Two 9/11 Generations

Two 9/11 Generations 2011-09-19T12:37:12-05:00

It’s taken some time for me to write anything substantial about the ten year anniversary of 9/11 (aside from one quick rant) in part because I didn’t quite know how to process much of what I was seeing and hearing.  On the one hand, we saw profoundly moving memorial ceremonies and remembrances of extraordinary courage.  On the other hand, we were also assailed with moral equivalence, hand-wringing, and bitter political recriminations.

I spent the better part of September 10 reading a new Christian book so vile in its anti-Americanism and historical illiteracy that I at one point literally threw it across the room (I’m not going to link to it because I would hate for anyone to actually read that dreck). I hearkened back to the Sunday after Osama bin Laden was killed when (while visiting a different church) I heard the young worship leader express regret that bin Laden had “never experienced the will of God.”

Yes he did, I thought, at the hands of Seal Team Six.

I was upset by it all, but not as much as Nancy.  She literally seethed and has seethed for days.  If there was ever, in our history, a moment of moral clarity, it occurred on September 11, when our enemies displayed their evil, and our fellow citizens responded with selfless sacrifice and unimaginable courage.

I was frustrated and angry until I realized something I should have realized long ago: there are really two 9/11 generations.  For some of us 9/11 changed everything.  It is the fulcrum upon which our entire world pivoted.  For others, 9/11 was an event they saw on television, that has merely become something to talk about.  The first group is tiny — representing the smallest fraction of our national population.  The second group is huge and — as large as it is — is dramatically overrepresented in our pundit, professorial, pastoral classes.

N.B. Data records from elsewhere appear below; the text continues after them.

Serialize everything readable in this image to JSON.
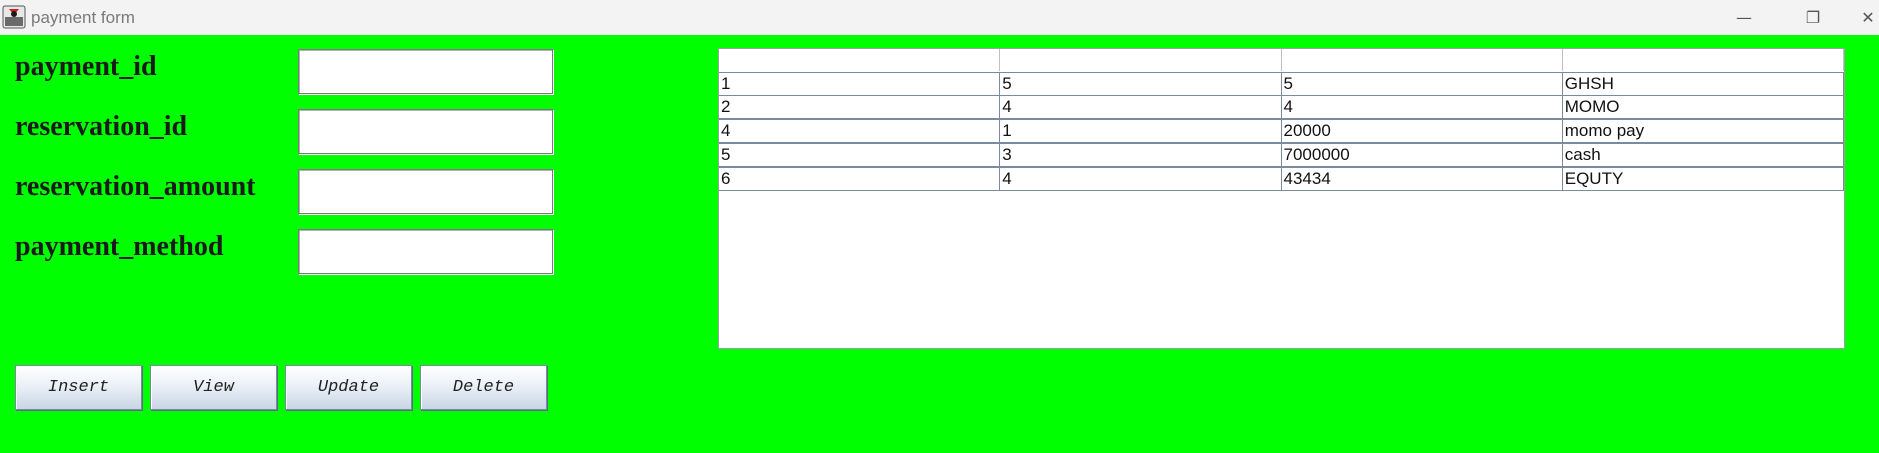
{
  "window": {
    "title": "payment form",
    "minimize_glyph": "—",
    "maximize_glyph": "❐",
    "close_glyph": "✕"
  },
  "form": {
    "fields": [
      {
        "label": "payment_id",
        "value": ""
      },
      {
        "label": "reservation_id",
        "value": ""
      },
      {
        "label": "reservation_amount",
        "value": ""
      },
      {
        "label": "payment_method",
        "value": ""
      }
    ]
  },
  "buttons": {
    "insert": "Insert",
    "view": "View",
    "update": "Update",
    "delete": "Delete"
  },
  "table": {
    "headers": [
      "",
      "",
      "",
      ""
    ],
    "rows": [
      [
        "1",
        "5",
        "5",
        "GHSH"
      ],
      [
        "2",
        "4",
        "4",
        "MOMO"
      ],
      [
        "4",
        "1",
        "20000",
        "momo pay"
      ],
      [
        "5",
        "3",
        "7000000",
        "cash"
      ],
      [
        "6",
        "4",
        "43434",
        "EQUTY"
      ]
    ]
  },
  "colors": {
    "background": "#00ff00",
    "title_bar": "#f3f3f3"
  }
}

Since the morning of 9/11 roughly 10,000 Americans have died at the hands of jihadists.  Up to 50,000 more have suffered wounds, some of them grievous. These are the people (and their families) most directly affected by 9/11.  Moving beyond that circle are the people at Ground Zero and the Pentagon when the planes hit, the people who tasted the ash, ran for their lives, and saw the carnage.  Then there’s the members of the military — some of whom have given years of their lives separated from their families “downrange” and have seen first-hand the horror of jihad in Iraq, Afghanistan, and elsewhere  Finally, there are the civilian professionals who saw the evil of 9/11 and changed the course of their civilian lives, dedicating themselves to learning about the jihadist threat and fighting that threat in domestic and international legal, political, and cultural arenas.

Then there is everyone else.  They have no first-hand knowledge of our enemy.  They remember 9/11, to be sure (at least those over, say, 16 years old), but it is slowly becoming as relevant to their lives as Pearl Harbor, or Antietam.  It’s a topic of occasional discussion, and the pressure for pundits, professors, and pastors is to have a “fresh take” or to fit the event within pre-existing frameworks.  After all, they have already demonstrated — conclusively and unequivocally — that other things are more important to them, that 9/11 can and should be “boxed.”  It’s just another day, really, a day that is more emotional because of its relative freshness (and because of the involvement of some of their friends and neighbors) but they acknowledge it, maybe write something about it or speak about it, then move on.

Those of us whose lives changed because of 9/11 are not a uniform group, we do not all think alike, we do not have all the same experiences, and we have wildly varying ideas about what to do (if anything) about the jihadist threat.  But when we speak about jihad and our war, we have the profound advantage of experience.  To us, the pundits, professors, and pastors who opine without experience — especially when they opine about an enemy they’ve never seen or met — seem somewhat like children.  They just don’t know what they’re saying.  They should know more, but they don’t.  And — like children — they are often utterly oblivious to their own ignorance.  They speak authoritatively, rashly, and sometimes stupidly.

For those of us who’ve seen the face of evil, it’s our job to educate.  We’ll say different and sometimes conflicting things (you should have heard the arguments at Forward Operating Base Caldwell, during my deployment), but at this point America suffers from a deficit of influence from people who know, who’ve been there, and who’ve seen the enemy.

For the rest of the country, those who don’t know, who haven’t been there, and who haven’t seen, perhaps a bit of humility is in order.  Do you really know what you’re talking about?  When you’re asked to write about 9/11, about the morality of our war, or its tactics, do you understand the choices, the risks, or the pain of loss?  When you’re asked to write or speak about our enemies, do you really know their beliefs, their words, or their actions?  You don’t, but you act like you do.

Write what you want, say what you will, but understand that when you do, there’s a chance that one or more of your readers, one or more of your listeners, will have experienced 9/11 and its aftermath in a way that you cannot comprehend.  They are likely not buying your spin or your “fresh take.”  They are too busy remembering the lost, teaching children about heroes they’ll never meet, and fighting yet another nameless battle far from home.